Deviants - Ptooff ! (1967)

La pochette de Ptooff !, plutôt bordélique, mais surtout très pop art attire l'oeil. Quoi de mieux pour illustrer un chef d'oeuvre anglais des années 60? A l'origine des Deviants, il y a en fait les Social Deviants, un nom plutôt évocateur. Le groupe se compose du chanteur Mick Farren, du guitariste Sid Bishop et du batteur Russel Hunter. Avant d'être activiste musical, le leader du groupe est journaliste pour des journaux de l'alternative à la fois politique, sociale, sexuelle et bien sûr musicale. La formation est anarchiste, et naturellement psychédélique.

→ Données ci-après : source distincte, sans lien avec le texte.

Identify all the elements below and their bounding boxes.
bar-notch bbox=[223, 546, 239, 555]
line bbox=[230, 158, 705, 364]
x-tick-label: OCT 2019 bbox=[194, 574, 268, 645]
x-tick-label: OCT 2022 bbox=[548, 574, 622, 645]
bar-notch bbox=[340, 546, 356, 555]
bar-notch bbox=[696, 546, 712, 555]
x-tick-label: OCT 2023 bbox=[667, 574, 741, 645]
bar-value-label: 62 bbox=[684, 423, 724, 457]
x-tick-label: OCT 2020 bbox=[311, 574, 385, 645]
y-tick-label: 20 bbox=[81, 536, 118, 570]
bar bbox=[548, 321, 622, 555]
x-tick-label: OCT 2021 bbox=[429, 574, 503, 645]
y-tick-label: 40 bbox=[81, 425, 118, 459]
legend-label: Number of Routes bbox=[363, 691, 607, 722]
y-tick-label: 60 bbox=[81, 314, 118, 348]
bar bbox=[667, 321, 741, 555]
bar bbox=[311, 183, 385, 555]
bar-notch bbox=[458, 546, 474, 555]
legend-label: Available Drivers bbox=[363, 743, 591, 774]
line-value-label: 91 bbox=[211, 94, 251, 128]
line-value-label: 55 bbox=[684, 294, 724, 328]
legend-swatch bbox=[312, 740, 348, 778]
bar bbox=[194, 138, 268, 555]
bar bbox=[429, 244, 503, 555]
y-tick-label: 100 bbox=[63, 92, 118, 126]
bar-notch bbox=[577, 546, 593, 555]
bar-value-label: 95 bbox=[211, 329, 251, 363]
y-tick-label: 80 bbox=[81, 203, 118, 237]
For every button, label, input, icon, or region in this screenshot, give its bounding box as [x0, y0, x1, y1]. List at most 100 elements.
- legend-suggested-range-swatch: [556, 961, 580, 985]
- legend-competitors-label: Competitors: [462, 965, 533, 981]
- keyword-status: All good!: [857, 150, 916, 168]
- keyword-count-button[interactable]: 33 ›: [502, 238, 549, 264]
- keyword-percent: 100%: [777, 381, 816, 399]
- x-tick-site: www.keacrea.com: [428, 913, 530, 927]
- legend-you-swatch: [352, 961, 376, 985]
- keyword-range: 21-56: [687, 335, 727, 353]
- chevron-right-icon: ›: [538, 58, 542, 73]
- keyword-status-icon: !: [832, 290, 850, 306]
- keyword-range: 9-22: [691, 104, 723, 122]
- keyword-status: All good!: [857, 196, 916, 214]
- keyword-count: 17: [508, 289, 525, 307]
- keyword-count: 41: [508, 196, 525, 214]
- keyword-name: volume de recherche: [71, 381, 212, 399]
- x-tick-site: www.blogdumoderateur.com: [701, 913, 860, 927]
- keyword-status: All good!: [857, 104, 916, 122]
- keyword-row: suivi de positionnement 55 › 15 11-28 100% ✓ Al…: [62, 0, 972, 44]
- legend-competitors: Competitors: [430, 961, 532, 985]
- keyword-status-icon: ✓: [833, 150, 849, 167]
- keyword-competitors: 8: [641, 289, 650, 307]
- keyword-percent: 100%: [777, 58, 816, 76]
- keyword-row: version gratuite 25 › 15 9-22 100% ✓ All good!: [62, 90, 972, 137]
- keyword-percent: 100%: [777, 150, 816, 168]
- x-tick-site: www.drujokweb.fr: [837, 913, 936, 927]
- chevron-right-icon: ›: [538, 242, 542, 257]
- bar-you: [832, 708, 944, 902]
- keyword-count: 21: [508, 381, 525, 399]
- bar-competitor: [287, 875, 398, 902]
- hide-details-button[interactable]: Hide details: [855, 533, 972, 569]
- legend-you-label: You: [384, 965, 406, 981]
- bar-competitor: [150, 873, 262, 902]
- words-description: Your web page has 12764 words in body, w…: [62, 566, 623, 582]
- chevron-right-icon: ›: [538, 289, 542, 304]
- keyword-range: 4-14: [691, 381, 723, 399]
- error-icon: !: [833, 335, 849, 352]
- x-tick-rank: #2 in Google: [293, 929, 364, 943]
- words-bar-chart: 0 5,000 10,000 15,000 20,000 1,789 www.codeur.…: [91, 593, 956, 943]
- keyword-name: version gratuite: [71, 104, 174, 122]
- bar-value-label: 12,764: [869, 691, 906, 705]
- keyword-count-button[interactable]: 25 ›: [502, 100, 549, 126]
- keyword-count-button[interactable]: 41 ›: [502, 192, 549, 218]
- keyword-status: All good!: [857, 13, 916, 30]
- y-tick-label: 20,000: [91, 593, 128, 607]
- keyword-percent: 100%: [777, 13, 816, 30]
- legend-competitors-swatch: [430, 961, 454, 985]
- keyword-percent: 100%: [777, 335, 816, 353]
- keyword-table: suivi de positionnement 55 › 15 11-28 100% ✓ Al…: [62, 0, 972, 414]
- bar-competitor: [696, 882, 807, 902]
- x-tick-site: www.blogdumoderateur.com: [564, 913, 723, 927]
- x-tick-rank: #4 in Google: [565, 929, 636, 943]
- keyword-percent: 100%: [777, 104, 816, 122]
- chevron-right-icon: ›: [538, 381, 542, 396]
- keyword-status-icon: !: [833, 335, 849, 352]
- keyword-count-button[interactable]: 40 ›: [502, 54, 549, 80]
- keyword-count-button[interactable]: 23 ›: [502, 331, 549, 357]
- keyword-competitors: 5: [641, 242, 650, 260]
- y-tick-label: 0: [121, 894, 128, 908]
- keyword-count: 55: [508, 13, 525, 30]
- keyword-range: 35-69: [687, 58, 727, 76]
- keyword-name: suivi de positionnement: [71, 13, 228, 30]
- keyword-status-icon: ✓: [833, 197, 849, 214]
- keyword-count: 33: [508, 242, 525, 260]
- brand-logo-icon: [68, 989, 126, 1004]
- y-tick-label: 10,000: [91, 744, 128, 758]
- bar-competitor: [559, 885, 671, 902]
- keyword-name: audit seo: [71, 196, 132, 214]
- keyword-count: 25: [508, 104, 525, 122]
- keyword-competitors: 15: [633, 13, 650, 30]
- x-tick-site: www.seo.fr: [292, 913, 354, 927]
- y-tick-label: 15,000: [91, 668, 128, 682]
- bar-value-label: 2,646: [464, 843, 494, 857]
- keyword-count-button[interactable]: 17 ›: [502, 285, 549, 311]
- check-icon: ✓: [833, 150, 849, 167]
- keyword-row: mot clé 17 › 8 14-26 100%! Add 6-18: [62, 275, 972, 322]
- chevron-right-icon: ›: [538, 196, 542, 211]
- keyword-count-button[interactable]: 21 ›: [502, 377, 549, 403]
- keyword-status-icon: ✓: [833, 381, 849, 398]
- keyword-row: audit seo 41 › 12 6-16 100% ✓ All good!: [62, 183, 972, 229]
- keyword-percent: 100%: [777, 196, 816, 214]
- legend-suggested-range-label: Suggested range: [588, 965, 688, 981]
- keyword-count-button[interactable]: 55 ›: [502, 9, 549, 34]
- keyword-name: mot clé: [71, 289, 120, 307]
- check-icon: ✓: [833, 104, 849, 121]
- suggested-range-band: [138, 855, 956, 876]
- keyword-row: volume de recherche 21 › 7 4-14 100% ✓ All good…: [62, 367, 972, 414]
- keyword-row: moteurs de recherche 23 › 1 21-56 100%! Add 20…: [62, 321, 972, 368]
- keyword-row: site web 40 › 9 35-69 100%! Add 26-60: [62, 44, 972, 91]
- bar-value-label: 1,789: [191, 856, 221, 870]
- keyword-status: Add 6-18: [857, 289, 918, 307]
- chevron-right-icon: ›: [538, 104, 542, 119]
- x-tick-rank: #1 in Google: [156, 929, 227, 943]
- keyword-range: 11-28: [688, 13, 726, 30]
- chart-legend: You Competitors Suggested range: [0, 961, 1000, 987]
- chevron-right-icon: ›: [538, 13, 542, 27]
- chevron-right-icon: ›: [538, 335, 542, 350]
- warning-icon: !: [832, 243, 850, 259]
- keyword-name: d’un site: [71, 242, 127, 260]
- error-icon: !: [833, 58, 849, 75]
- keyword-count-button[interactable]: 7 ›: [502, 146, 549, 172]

Ptooff ! (quel drôle de nom), est le premier album du groupe (et à mon avis le meilleur sur les trois). C'est un disque basé sur un rock agressif, travaillé, et bien poudré. Le début du voyage débute par I'm Coming Home, un son très fuzz avec une grosse distorsion et se termine par le délire paranoïaque de Deviation Street. Au milieu, on trouve un passage folk, ethnique, et même cosmique. Bref, un régal pour les oreilles. Le groupe utilise de nombreux bruitages, parmi lesquels des mitraillettes, des sirènes et des voitures (le côté moderne de l'album?).

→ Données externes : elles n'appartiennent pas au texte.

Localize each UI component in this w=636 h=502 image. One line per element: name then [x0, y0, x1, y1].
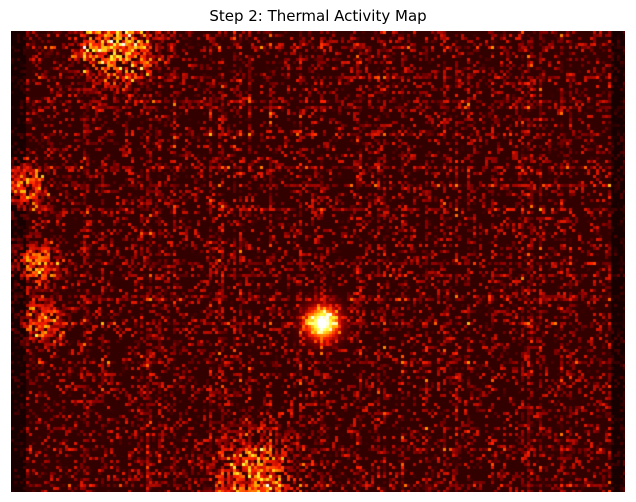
chart-title: Step 2: Thermal Activity Map: [209, 7, 427, 25]
heatmap-plot-area: [11, 31, 625, 492]
thermal-heatmap: [11, 31, 625, 492]
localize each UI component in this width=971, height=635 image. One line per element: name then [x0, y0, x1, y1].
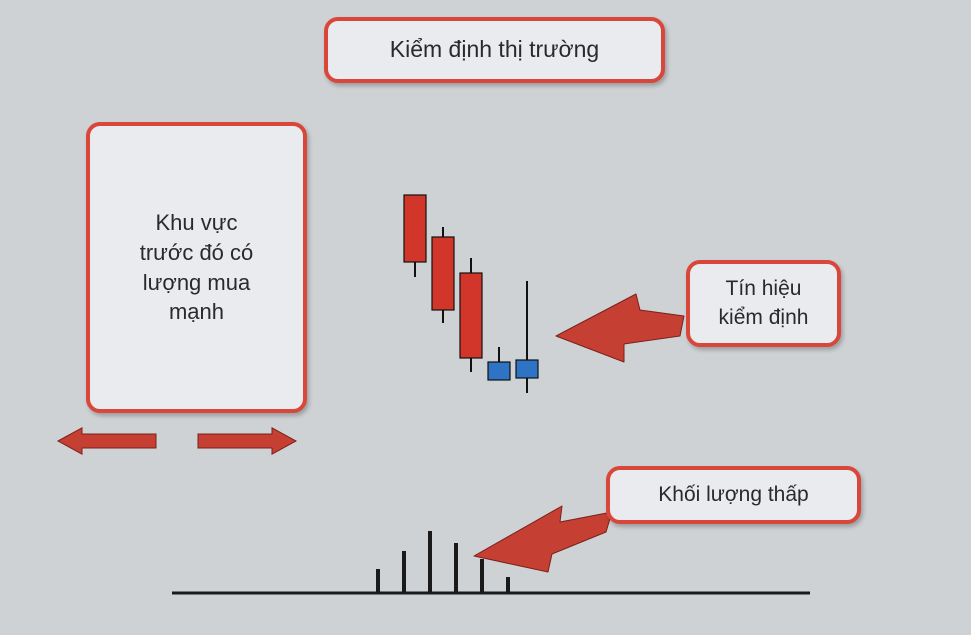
candle-body	[516, 360, 538, 378]
candle-body	[432, 237, 454, 310]
candle-body	[460, 273, 482, 358]
callout-left-zone: Khu vực trước đó có lượng mua mạnh	[86, 122, 307, 413]
candle-body	[488, 362, 510, 380]
arrow-signal-pointer	[556, 294, 684, 362]
arrow-left	[58, 428, 156, 454]
arrow-right	[198, 428, 296, 454]
callout-signal: Tín hiệu kiểm định	[686, 260, 841, 347]
arrow-volume-pointer	[474, 506, 612, 572]
candle-body	[404, 195, 426, 262]
callout-title: Kiểm định thị trường	[324, 17, 665, 83]
callout-low-volume: Khối lượng thấp	[606, 466, 861, 524]
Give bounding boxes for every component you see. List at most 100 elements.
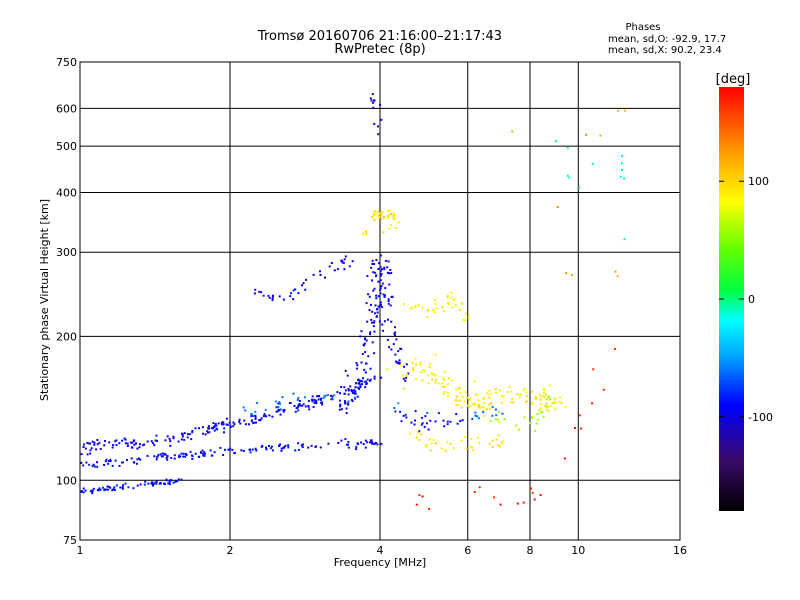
data-point [420, 361, 422, 364]
data-point [536, 413, 539, 415]
data-point [448, 377, 451, 380]
data-point [394, 353, 397, 356]
data-point [244, 423, 247, 426]
data-point [144, 480, 147, 483]
data-point [136, 458, 139, 461]
data-point [431, 378, 434, 381]
data-point [377, 295, 380, 298]
data-point [359, 335, 362, 338]
data-point [201, 449, 204, 452]
data-point [278, 444, 280, 447]
data-point [198, 427, 200, 430]
data-point [434, 442, 437, 445]
data-point [402, 414, 405, 417]
data-point [540, 395, 543, 398]
data-point [372, 442, 375, 445]
data-point [591, 402, 594, 405]
data-point [338, 408, 341, 411]
data-point [472, 449, 475, 452]
y-tick-label: 400 [56, 186, 77, 199]
data-point [379, 266, 382, 269]
data-point [467, 404, 470, 407]
data-point [412, 366, 415, 369]
data-point [207, 425, 210, 428]
data-point [390, 295, 393, 298]
data-point [393, 332, 396, 335]
data-point [462, 318, 465, 321]
data-point [184, 455, 187, 458]
data-point [109, 486, 112, 489]
data-point [222, 423, 225, 426]
data-point [318, 395, 321, 398]
data-point [135, 442, 137, 445]
data-point [415, 503, 418, 506]
data-point [96, 461, 98, 464]
data-point [238, 418, 241, 421]
data-point [254, 447, 257, 450]
data-point [554, 401, 557, 404]
data-point [311, 398, 313, 401]
data-point [442, 419, 445, 422]
data-point [388, 272, 391, 275]
data-point [397, 221, 400, 224]
data-point [442, 392, 445, 395]
data-point [232, 421, 235, 424]
data-point [536, 418, 539, 421]
data-point [459, 308, 462, 311]
data-point [256, 402, 258, 404]
data-point [424, 370, 427, 373]
data-point [559, 396, 561, 399]
data-point [208, 431, 211, 434]
data-point [102, 486, 104, 489]
data-point [389, 224, 392, 227]
data-point [89, 452, 92, 455]
data-point [361, 380, 364, 383]
data-point [372, 214, 375, 217]
data-point [456, 399, 459, 402]
data-point [457, 388, 460, 390]
data-point [263, 413, 266, 415]
data-point [371, 259, 374, 262]
data-point [339, 392, 341, 395]
data-point [287, 446, 290, 449]
data-point [474, 393, 477, 396]
data-point [390, 212, 393, 215]
data-point [191, 429, 194, 432]
data-point [126, 445, 129, 447]
data-point [346, 402, 349, 405]
data-point [476, 394, 478, 396]
data-point [361, 383, 363, 386]
data-point [165, 456, 168, 459]
data-point [426, 316, 429, 319]
data-point [530, 487, 532, 490]
data-point [378, 262, 380, 265]
data-point [226, 424, 229, 426]
data-point [383, 266, 386, 269]
data-point [98, 441, 101, 444]
data-point [340, 439, 343, 442]
data-point [159, 481, 162, 484]
data-point [210, 454, 213, 457]
data-point [338, 399, 341, 402]
data-point [203, 454, 206, 457]
data-point [446, 296, 449, 299]
data-point [151, 442, 154, 444]
data-point [167, 482, 170, 485]
colorbar-ticks: 100 0 -100 [719, 175, 773, 424]
data-point [268, 296, 271, 299]
data-point [202, 432, 204, 435]
data-point [180, 438, 183, 441]
data-point [500, 394, 503, 397]
data-point [298, 403, 301, 405]
data-point [381, 323, 384, 326]
data-point [307, 405, 310, 408]
data-point [420, 306, 423, 309]
data-point [155, 434, 158, 437]
data-point [322, 397, 325, 399]
data-point [328, 265, 331, 268]
data-point [432, 373, 435, 376]
data-point [488, 408, 491, 411]
data-point [98, 487, 101, 490]
data-point [222, 421, 225, 424]
data-point [202, 452, 205, 455]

D'une richesse incroyable, Ptooff ! peut se résumer par la distorsion, la liberté, l'énergie, sans oublier le sexe. Je recommande ce disque (un classique du genre), particulièrement en vinyle notamment parce qu'il contient un très beau poster pop art. Bon, ce poster formant la pochette en général on préfère ne pas l'utiliser. Si vous aimez les Fugs, Captain Beefheart, ou la musique psychédélique en général, vous devriez apprécier cet album. En 1971, le groupe se transforme en Pink Fairies (avec Twink en plus).